Goldman Sachs in free software gambit
In a new gambit, Goldman Sachs is giving its most valuable software away for free to win more business from clients.
In an interview with The Wall Street Journal, Michael Dubno, who was CTO at Goldman Sachs for 20 years, discussed how the investment bank makes “billions of dollars in well-timed trades, and sidestep billions more in losses”.
No need to relate Dubno’s lengthy chat in detail, but the system, called Securities DataBase, or SecDB, is used by Goldman for measuring risk and analysing the prices of securities. It calculates 23 billion prices across 2.8 million positions daily.
The Wall Street Journal says it has “played a crucial role in many of the seminal moments of the firm’s recent history, including its controversial trading just ahead of the financial crisis”.

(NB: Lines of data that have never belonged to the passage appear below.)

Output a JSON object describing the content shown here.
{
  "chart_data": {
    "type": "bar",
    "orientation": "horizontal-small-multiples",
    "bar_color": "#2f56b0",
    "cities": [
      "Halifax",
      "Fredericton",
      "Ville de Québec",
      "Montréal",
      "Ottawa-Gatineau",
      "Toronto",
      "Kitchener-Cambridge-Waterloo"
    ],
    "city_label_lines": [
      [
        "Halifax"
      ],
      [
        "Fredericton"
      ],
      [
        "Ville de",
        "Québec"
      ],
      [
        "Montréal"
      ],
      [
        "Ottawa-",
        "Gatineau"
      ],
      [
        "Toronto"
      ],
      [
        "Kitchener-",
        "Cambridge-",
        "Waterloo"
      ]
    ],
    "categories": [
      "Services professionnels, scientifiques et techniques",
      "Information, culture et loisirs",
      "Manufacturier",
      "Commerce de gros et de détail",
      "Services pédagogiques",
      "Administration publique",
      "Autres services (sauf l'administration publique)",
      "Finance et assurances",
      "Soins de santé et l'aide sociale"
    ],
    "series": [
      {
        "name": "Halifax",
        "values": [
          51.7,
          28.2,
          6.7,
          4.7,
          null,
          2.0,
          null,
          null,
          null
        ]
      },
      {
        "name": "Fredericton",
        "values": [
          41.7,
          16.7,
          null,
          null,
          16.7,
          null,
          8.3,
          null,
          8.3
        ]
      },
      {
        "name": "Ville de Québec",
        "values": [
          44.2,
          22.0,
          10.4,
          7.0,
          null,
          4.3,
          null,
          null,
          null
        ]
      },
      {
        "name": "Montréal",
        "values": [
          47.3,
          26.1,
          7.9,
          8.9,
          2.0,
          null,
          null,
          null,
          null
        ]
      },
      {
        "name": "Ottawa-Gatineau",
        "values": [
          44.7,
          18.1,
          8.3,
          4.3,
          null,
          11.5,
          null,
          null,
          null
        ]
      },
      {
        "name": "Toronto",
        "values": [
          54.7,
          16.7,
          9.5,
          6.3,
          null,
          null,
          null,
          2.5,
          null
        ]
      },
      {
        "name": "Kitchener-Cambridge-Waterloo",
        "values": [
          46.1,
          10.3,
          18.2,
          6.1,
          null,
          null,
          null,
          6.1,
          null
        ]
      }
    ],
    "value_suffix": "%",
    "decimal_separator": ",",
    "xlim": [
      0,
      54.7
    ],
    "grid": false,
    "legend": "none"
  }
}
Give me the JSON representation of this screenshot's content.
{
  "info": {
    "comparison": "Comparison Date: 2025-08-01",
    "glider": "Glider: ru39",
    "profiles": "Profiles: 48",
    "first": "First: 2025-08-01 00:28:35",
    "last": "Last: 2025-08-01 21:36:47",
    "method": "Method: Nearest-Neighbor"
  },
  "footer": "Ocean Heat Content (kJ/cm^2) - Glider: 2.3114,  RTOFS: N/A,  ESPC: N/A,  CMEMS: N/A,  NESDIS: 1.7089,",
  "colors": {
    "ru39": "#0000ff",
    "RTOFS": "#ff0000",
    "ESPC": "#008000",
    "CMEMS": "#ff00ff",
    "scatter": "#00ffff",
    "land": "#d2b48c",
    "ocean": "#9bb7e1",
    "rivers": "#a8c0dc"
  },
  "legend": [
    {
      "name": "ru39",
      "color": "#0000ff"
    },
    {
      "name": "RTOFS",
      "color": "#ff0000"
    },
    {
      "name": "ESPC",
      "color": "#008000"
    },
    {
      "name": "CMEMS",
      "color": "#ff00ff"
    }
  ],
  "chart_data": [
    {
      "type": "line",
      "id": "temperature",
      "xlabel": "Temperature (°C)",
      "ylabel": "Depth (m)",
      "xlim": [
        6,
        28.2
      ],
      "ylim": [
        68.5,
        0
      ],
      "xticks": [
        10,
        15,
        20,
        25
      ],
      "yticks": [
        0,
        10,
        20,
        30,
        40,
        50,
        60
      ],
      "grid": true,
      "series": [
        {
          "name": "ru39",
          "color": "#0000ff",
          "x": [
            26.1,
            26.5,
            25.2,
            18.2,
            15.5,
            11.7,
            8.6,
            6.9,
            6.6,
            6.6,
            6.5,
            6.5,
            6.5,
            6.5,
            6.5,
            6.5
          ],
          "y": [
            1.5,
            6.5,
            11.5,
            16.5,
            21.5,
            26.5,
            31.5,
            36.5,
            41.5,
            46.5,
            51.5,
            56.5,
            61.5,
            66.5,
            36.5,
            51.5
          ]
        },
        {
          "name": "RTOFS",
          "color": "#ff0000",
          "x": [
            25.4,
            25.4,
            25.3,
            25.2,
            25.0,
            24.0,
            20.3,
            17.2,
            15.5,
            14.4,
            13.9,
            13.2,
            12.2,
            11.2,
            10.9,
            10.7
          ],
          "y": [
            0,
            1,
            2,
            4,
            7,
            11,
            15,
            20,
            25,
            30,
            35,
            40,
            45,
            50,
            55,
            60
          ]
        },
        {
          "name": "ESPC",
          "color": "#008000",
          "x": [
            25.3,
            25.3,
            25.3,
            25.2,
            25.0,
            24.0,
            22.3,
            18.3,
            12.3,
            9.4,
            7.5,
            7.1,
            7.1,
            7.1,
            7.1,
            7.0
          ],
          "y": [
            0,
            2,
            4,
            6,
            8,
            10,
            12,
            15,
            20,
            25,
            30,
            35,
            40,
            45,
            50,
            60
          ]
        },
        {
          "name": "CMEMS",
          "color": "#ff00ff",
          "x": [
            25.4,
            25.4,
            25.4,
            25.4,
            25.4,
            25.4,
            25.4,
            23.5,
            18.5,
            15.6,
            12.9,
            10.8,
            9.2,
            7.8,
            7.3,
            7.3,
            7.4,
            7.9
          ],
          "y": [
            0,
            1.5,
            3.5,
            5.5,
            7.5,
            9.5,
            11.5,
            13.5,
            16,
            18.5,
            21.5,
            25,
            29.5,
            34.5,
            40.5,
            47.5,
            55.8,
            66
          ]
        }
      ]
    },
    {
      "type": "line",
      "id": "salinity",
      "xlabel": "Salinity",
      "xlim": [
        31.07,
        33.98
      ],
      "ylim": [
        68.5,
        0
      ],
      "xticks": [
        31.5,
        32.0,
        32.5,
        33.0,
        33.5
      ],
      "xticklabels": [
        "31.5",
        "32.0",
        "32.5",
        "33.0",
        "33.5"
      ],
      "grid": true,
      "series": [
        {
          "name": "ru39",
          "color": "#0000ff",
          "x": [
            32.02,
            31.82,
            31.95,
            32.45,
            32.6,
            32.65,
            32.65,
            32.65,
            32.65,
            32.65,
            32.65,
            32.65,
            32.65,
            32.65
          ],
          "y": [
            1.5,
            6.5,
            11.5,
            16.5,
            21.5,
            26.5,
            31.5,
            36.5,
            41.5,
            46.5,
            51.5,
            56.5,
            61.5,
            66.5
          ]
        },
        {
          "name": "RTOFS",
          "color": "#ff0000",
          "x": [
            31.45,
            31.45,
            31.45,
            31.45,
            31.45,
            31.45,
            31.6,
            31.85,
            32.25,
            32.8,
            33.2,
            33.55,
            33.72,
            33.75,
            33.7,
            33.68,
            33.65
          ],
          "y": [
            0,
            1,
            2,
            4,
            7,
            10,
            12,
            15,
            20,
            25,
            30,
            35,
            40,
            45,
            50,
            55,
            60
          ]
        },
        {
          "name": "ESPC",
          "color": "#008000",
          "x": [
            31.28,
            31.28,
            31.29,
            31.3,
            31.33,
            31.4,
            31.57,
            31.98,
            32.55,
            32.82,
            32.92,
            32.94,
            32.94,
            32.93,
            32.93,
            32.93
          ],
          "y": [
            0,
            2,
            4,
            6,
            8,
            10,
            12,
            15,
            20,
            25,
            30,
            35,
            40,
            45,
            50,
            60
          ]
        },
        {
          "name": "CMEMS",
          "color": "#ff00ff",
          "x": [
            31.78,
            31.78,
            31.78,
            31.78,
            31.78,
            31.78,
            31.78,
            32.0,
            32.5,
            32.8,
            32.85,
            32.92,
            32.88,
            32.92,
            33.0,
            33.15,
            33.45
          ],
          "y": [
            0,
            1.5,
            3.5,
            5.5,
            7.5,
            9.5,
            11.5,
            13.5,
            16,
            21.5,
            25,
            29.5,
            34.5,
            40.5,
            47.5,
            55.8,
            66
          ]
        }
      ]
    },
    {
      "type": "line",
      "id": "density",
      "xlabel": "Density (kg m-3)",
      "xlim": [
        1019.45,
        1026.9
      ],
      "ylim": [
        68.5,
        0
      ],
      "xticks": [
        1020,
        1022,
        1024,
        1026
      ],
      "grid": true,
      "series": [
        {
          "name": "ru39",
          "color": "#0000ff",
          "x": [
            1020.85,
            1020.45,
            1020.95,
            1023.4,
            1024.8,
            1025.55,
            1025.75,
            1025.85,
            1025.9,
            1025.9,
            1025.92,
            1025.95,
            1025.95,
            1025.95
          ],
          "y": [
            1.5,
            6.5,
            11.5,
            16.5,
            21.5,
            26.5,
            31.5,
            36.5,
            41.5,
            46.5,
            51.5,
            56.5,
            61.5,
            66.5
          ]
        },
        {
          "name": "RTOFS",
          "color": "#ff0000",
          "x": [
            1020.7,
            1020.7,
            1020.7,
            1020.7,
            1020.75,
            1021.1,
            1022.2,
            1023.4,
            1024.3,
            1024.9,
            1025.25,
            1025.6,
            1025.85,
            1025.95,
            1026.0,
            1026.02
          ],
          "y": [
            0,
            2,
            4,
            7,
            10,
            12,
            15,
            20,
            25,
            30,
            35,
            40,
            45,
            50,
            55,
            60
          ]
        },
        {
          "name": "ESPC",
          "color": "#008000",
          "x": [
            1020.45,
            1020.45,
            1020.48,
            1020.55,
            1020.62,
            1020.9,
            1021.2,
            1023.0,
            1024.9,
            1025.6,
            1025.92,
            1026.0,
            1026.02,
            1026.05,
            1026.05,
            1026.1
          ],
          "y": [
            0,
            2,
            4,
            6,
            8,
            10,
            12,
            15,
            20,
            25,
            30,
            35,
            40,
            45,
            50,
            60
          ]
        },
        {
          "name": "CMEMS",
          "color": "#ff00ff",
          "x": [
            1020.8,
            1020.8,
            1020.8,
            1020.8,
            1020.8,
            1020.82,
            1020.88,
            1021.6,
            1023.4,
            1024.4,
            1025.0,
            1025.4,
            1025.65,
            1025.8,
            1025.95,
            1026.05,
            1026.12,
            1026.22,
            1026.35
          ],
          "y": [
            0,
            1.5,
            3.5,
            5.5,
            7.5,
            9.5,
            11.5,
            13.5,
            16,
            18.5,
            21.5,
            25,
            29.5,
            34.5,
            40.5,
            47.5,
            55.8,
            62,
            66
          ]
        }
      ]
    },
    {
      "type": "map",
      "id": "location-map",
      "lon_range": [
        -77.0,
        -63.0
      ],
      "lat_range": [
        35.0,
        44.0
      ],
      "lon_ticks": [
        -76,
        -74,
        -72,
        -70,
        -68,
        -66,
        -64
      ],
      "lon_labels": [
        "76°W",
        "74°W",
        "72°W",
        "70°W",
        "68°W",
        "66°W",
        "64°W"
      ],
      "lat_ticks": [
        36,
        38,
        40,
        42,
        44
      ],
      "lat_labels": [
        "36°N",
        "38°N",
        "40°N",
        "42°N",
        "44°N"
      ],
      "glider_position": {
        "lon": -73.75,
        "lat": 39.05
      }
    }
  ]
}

The system was a closely guarded secret and Goldman refused offers from rivals such as Deutsche Bank to licence the database.
But in a change of heart… SecDB is now free. Actually, heart had nothing to do with it. It was a change in regulations.
The Wall Street Journal says “many of the edges that once made Goldman’s traders feared and admired have been blunted. New rules have limited banks’ trading risks, and made it costly to hold large inventories of stocks and bonds on their books. And electronic trading has squeezed margins, dimming the clamour of trading floors across Wall Street.”
With this new freebie, Goldman is now looking to carve out its own niche in a crowded field.